12/4/2011 - TACCUINO

Propaganda a uso interno in vista del voto

MARCELLO SORGI

Stretto tra la Lega e il compito sempre più difficile di ministro dell’Interno alle prese con l’emergenza immigrati, Maroni ieri ha commentato duramente la decisione uscita da Bruxelles di lasciare all’Italia il compito di risolvere i suoi problemi. Il più esplicito è stato il tedesco Hans-Peter Friedrich, per il quale 23 mila clandestini da allocare in un Paese da 60 milioni di abitanti come il nostro dovrebbero tranquillamente essere gestibili. Ci sono state ondate peggiori, che ad esempio Germania o Belgio hanno superato senza gradi difficoltà.

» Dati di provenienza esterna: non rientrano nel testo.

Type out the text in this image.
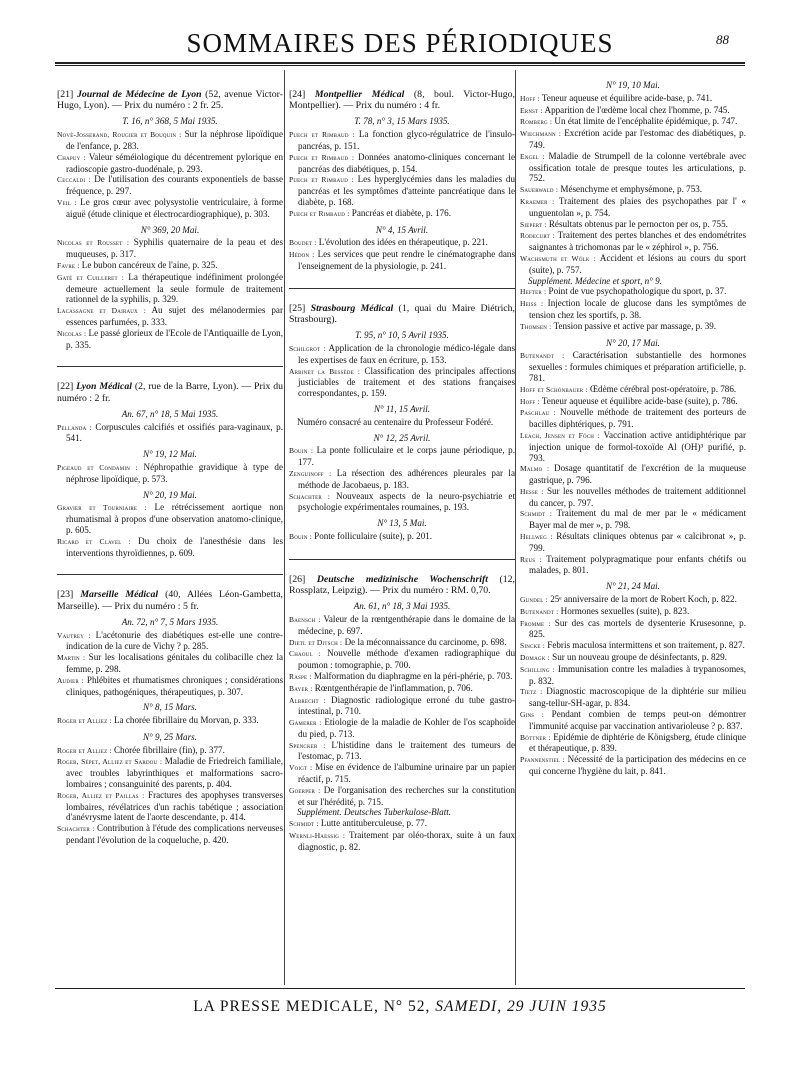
SOMMAIRES DES PÉRIODIQUES	88

[21] Journal de Médecine de Lyon (52, avenue Victor-Hugo, Lyon). — Prix du numéro : 2 fr. 25.

T. 16, n° 368, 5 Mai 1935.

Novè-Josserand, Rougier et Bouquin : Sur la néphrose lipoïdique de l'enfance, p. 283.

Chapuy : Valeur séméiologique du décentrement pylorique en radioscopie gastro-duodénale, p. 293.

Ceccaldi : De l'utilisation des courants exponentiels de basse fréquence, p. 297.

Veil : Le gros cœur avec polysystolie ventriculaire, à forme aiguë (étude clinique et électrocardiographique), p. 303.

N° 369, 20 Mai.

Nicolas et Rousset : Syphilis quaternaire de la peau et des muqueuses, p. 317.

Favre : Le bubon cancéreux de l'aine, p. 325.

Gaté et Cuilleret : La thérapeutique indéfiniment prolongée demeure actuellement la seule formule de traitement rationnel de la syphilis, p. 329.

Lacassagne et Dairaux : Au sujet des mélanodermies par essences parfumées, p. 333.

Nicolas : Le passé glorieux de l'Ecole de l'Antiquaille de Lyon, p. 335.

[22] Lyon Médical (2, rue de la Barre, Lyon). — Prix du numéro : 2 fr.

An. 67, n° 18, 5 Mai 1935.

Pellanda : Corpuscules calcifiés et ossifiés para-vaginaux, p. 541.

N° 19, 12 Mai.

Pigeaud et Condamin : Néphropathie gravidique à type de néphrose lipoïdique, p. 573.

N° 20, 19 Mai.

Gravier et Tourniaire : Le rétrécissement aortique non rhumatismal à propos d'une observation anatomo-clinique, p. 605.

Ricard et Clavel : Du choix de l'anesthésie dans les interventions thyroïdiennes, p. 609.

[23] Marseille Médical (40, Allées Léon-Gambetta, Marseille). — Prix du numéro : 5 fr.

An. 72, n° 7, 5 Mars 1935.

Vautrey : L'acétonurie des diabétiques est-elle une contre-indication de la cure de Vichy ? p. 285.

Martin : Sur les localisations génitales du colibacille chez la femme, p. 298.

Audier : Phlébites et rhumatismes chroniques ; considérations cliniques, pathogéniques, thérapeutiques, p. 307.

N° 8, 15 Mars.

Roger et Alliez : La chorée fibrillaire du Morvan, p. 333.

N° 9, 25 Mars.

Roger et Alliez : Chorée fibrillaire (fin), p. 377.

Roger, Sépet, Alliez et Sardou : Maladie de Friedreich familiale, avec troubles labyrinthiques et malformations sacro-lombaires ; consanguinité des parents, p. 404.

Roger, Alliez et Paillas : Fractures des apophyses transverses lombaires, révélatrices d'un rachis tabétique ; association d'anévrysme latent de l'aorte descendante, p. 414.

Schachter : Contribution à l'étude des complications nerveuses pendant l'évolution de la coqueluche, p. 420.

[24] Montpellier Médical (8, boul. Victor-Hugo, Montpellier). — Prix du numéro : 4 fr.

T. 78, n° 3, 15 Mars 1935.

Puech et Rimbaud : La fonction glyco-régulatrice de l'insulo-pancréas, p. 151.

Puech et Rimbaud : Données anatomo-cliniques concernant le pancréas des diabétiques, p. 154.

Puech et Rimbaud : Les hyperglycémies dans les maladies du pancréas et les symptômes d'atteinte pancréatique dans le diabète, p. 168.

Puech et Rimbaud : Pancréas et diabète, p. 176.

N° 4, 15 Avril.

Boudet : L'évolution des idées en thérapeutique, p. 221.

Hédon : Les services que peut rendre le cinématographe dans l'enseignement de la physiologie, p. 241.

[25] Strasbourg Médical (1, quai du Maire Diétrich, Strasbourg).

T. 95, n° 10, 5 Avril 1935.

Schilgrot : Application de la chronologie médico-légale dans les expertises de faux en écriture, p. 153.

Arbinet la Bessède : Classification des principales affections justiciables de traitement et des stations françaises correspondantes, p. 159.

N° 11, 15 Avril.

Numéro consacré au centenaire du Professeur Fodéré.

N° 12, 25 Avril.

Bouin : La ponte folliculaire et le corps jaune périodique, p. 177.

Zenguinoff : La résection des adhérences pleurales par la méthode de Jacobaeus, p. 183.

Schachter : Nouveaux aspects de la neuro-psychiatrie et psychologie expérimentales roumaines, p. 193.

N° 13, 5 Mai.

Bouin : Ponte folliculaire (suite), p. 201.

[26] Deutsche medizinische Wochenschrift (12, Rossplatz, Leipzig). — Prix du numéro : RM. 0,70.

An. 61, n° 18, 3 Mai 1935.

Baensch : Valeur de la rœntgenthérapie dans le domaine de la médecine, p. 697.

Dietl et Ditsch : De la méconnaissance du carcinome, p. 698.

Chaoul : Nouvelle méthode d'examen radiographique du poumon : tomographie, p. 700.

Raspe : Malformation du diaphragme en la péri-phérie, p. 703.

Bayer : Rœntgenthérapie de l'inflammation, p. 706.

Albrecht : Diagnostic radiologique erroné du tube gastro-intestinal, p. 710.

Gamerer : Etiologie de la maladie de Kohler de l'os scaphoïde du pied, p. 713.

Spencker : L'histidine dans le traitement des tumeurs de l'estomac, p. 713.

Voigt : Mise en évidence de l'albumine urinaire par un papier réactif, p. 715.

Goerper : De l'organisation des recherches sur la constitution et sur l'hérédité, p. 715.

Supplément. Deutsches Tuberkulose-Blatt.

Schmidt : Lutte antituberculeuse, p. 77.

Wernli-Haessig : Traitement par oléo-thorax, suite à un faux diagnostic, p. 82.

N° 19, 10 Mai.

Hoff : Teneur aqueuse et équilibre acide-base, p. 741.

Ernst : Apparition de l'œdème local chez l'homme, p. 745.

Romberg : Un état limite de l'encéphalite épidémique, p. 747.

Wiechmann : Excrétion acide par l'estomac des diabétiques, p. 749.

Engel : Maladie de Strumpell de la colonne vertébrale avec ossification totale de presque toutes les articulations, p. 752.

Sauerwald : Mésenchyme et emphysémone, p. 753.

Kraemer : Traitement des plaies des psychopathes par l' « unguentolan », p. 754.

Siepert : Résultats obtenus par le pernocton per os, p. 755.

Rodecurt : Traitement des pertes blanches et des endométrites saignantes à trichomonas par le « zéphirol », p. 756.

Wachsmuth et Wölk : Accident et lésions au cours du sport (suite), p. 757.

Supplément. Médecine et sport, n° 9.

Hefter : Point de vue psychopathologique du sport, p. 37.

Heiss : Injection locale de glucose dans les symptômes de tension chez les sportifs, p. 38.

Thomsen : Tension passive et active par massage, p. 39.

N° 20, 17 Mai.

Butenandt : Caractérisation substantielle des hormones sexuelles : formules chimiques et préparation artificielle, p. 781.

Hoff et Schönbauer : Œdème cérébral post-opératoire, p. 786.

Hoff : Teneur aqueuse et équilibre acide-base (suite), p. 786.

Paschlau : Nouvelle méthode de traitement des porteurs de bacilles diphtériques, p. 791.

Leach, Jensen et Föch : Vaccination active antidiphtérique par injection unique de formol-toxoïde Al (OH)³ purifié, p. 793.

Malmo : Dosage quantitatif de l'excrétion de la muqueuse gastrique, p. 796.

Hesse : Sur les nouvelles méthodes de traitement additionnel du cancer, p. 797.

Schmidt : Traitement du mal de mer par le « médicament Bayer mal de mer », p. 798.

Hellweg : Résultats cliniques obtenus par « calcibronat », p. 799.

Reus : Traitement polypragmatique pour enfants chétifs ou malades, p. 801.

N° 21, 24 Mai.

Gundel : 25ᵉ anniversaire de la mort de Robert Koch, p. 822.

Butenandt : Hormones sexuelles (suite), p. 823.

Fromme : Sur des cas mortels de dysenterie Krusesonne, p. 825.

Sincke : Febris maculosa intermittens et son traitement, p. 827.

Domagk : Sur un nouveau groupe de désinfectants, p. 829.

Schilling : Immunisation contre les maladies à trypanosomes, p. 832.

Tietz : Diagnostic macroscopique de la diphtérie sur milieu sang-tellur-SH-agar, p. 834.

Gins : Pendant combien de temps peut-on démontrer l'immunité acquise par vaccination antivarioleuse ? p. 837.

Böttner : Epidémie de diphtérie de Königsberg, étude clinique et thérapeutique, p. 839.

Pfannenstiel : Nécessité de la participation des médecins en ce qui concerne l'hygiène du lait, p. 841.

LA PRESSE MEDICALE, N° 52, SAMEDI, 29 JUIN 1935
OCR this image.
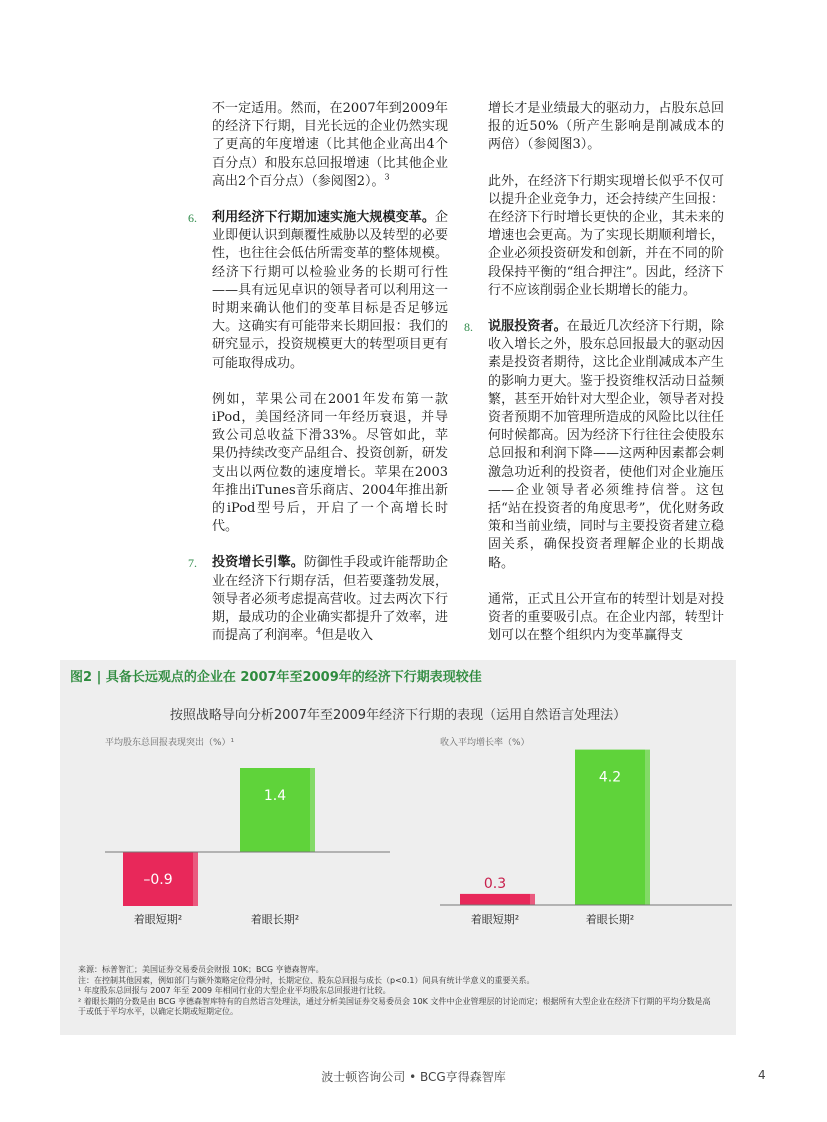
不一定适用。然而，在2007年到2009年的经济下行期，目光长远的企业仍然实现了更高的年度增速（比其他企业高出4个百分点）和股东总回报增速（比其他企业高出2个百分点）（参阅图2）。$^3$

6. 利用经济下行期加速实施大规模变革。企业即便认识到颠覆性威胁以及转型的必要性，也往往会低估所需变革的整体规模。经济下行期可以检验业务的长期可行性——具有远见卓识的领导者可以利用这一时期来确认他们的变革目标是否足够远大。这确实有可能带来长期回报：我们的研究显示，投资规模更大的转型项目更有可能取得成功。

例如，苹果公司在2001年发布第一款iPod，美国经济同一年经历衰退，并导致公司总收益下滑33%。尽管如此，苹果仍持续改变产品组合、投资创新，研发支出以两位数的速度增长。苹果在2003年推出iTunes音乐商店、2004年推出新的iPod型号后，开启了一个高增长时代。

7. 投资增长引擎。防御性手段或许能帮助企业在经济下行期存活，但若要蓬勃发展，领导者必须考虑提高营收。过去两次下行期，最成功的企业确实都提升了效率，进而提高了利润率。$^4$但是收入

增长才是业绩最大的驱动力，占股东总回报的近50%（所产生影响是削减成本的两倍）（参阅图3）。

此外，在经济下行期实现增长似乎不仅可以提升企业竞争力，还会持续产生回报：在经济下行时增长更快的企业，其未来的增速也会更高。为了实现长期顺利增长，企业必须投资研发和创新，并在不同的阶段保持平衡的“组合押注”。因此，经济下行不应该削弱企业长期增长的能力。

8. 说服投资者。在最近几次经济下行期，除收入增长之外，股东总回报最大的驱动因素是投资者期待，这比企业削减成本产生的影响力更大。鉴于投资维权活动日益频繁，甚至开始针对大型企业，领导者对投资者预期不加管理所造成的风险比以往任何时候都高。因为经济下行往往会使股东总回报和利润下降——这两种因素都会刺激急功近利的投资者，使他们对企业施压——企业领导者必须维持信誉。这包括“站在投资者的角度思考”，优化财务政策和当前业绩，同时与主要投资者建立稳固关系，确保投资者理解企业的长期战略。

通常，正式且公开宣布的转型计划是对投资者的重要吸引点。在企业内部，转型计划可以在整个组织内为变革赢得支

图2 | 具备长远观点的企业在 2007年至2009年的经济下行期表现较佳
按照战略导向分析2007年至2009年经济下行期的表现（运用自然语言处理法）
平均股东总回报表现突出（%）¹
–0.9
着眼短期²
1.4
着眼长期²
收入平均增长率（%）
0.3
着眼短期²
4.2
着眼长期²
来源：标普智汇；美国证券交易委员会财报 10K；BCG 亨德森智库。
注：在控制其他因素，例如部门与额外策略定位得分时，长期定位、股东总回报与成长（p<0.1）间具有统计学意义的重要关系。
¹ 年度股东总回报与 2007 年至 2009 年相同行业的大型企业平均股东总回报进行比较。
² 着眼长期的分数是由 BCG 亨德森智库特有的自然语言处理法，通过分析美国证券交易委员会 10K 文件中企业管理层的讨论而定；根据所有大型企业在经济下行期的平均分数是高于或低于平均水平，以确定长期或短期定位。
波士顿咨询公司 • BCG亨得森智库	4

Poteva Maroni aspettarsi qualcosa di diverso? Onestamente no. La posizione europea era stata anticipata dalla commissaria Malmström e il ministro leghista, invece di sbattere la porta, avrebbe potuto approfondire l’aspetto dei profughi, che cominciano ad arrivare dalla Libia, e rispetto ai quali l’Europa impegnata nella missione militare non può certo essere sorda. Riepilogando: se davvero Maroni ha ottenuto la scorsa settimana dalla Tunisia la possibilità di rimpatriare i migranti arrivati a Lampedusa dopo il 5 aprile, pur con i limiti (sessanta al giorno) previsti dall’accordo, i due voli quotidiani che sabato Berlusconi ha garantito agli isolani per alleggerire l’invasione dovrebbero risultare sufficienti ad arginare l’emergenza. Ci saranno ovviamente ostacoli, dovuti alla debolezza endemica del governo tunisino, e probabilmente il rimpatrio continuerà a subire intoppi. Ma se nel frattempo le operazioni congiunte di pattugliamento delle coste africane funzioneranno, la situazione, lungi dall’essere risolta, dovrebbe essere tenuta sotto controllo. Perché allora Berlusconi sabato e ieri Maroni sono tornati ad accusare l’Europa di indifferenza e addirittura a minacciare un’uscita dall’Unione, pur sapendo che per molti versi è impossibile? La spiegazione più semplice è che premier e ministro dell’Interno tengano presente i famosi cinque punti percentuali che secondo i sondaggisti berlusconiani l’emergenza immigrati potrebbe costare al centrodestra nelle prossime elezioni amministrative. Di qui il ricorso alla propaganda, anche a costo di deteriorare i rapporti con il Quirinale, preoccupato per la piega che stanno prendendo le cose, e l’indicazione di un capro espiatorio nell’Europa, che molti degli elettori del Pdl e leghisti consideravano già nemica.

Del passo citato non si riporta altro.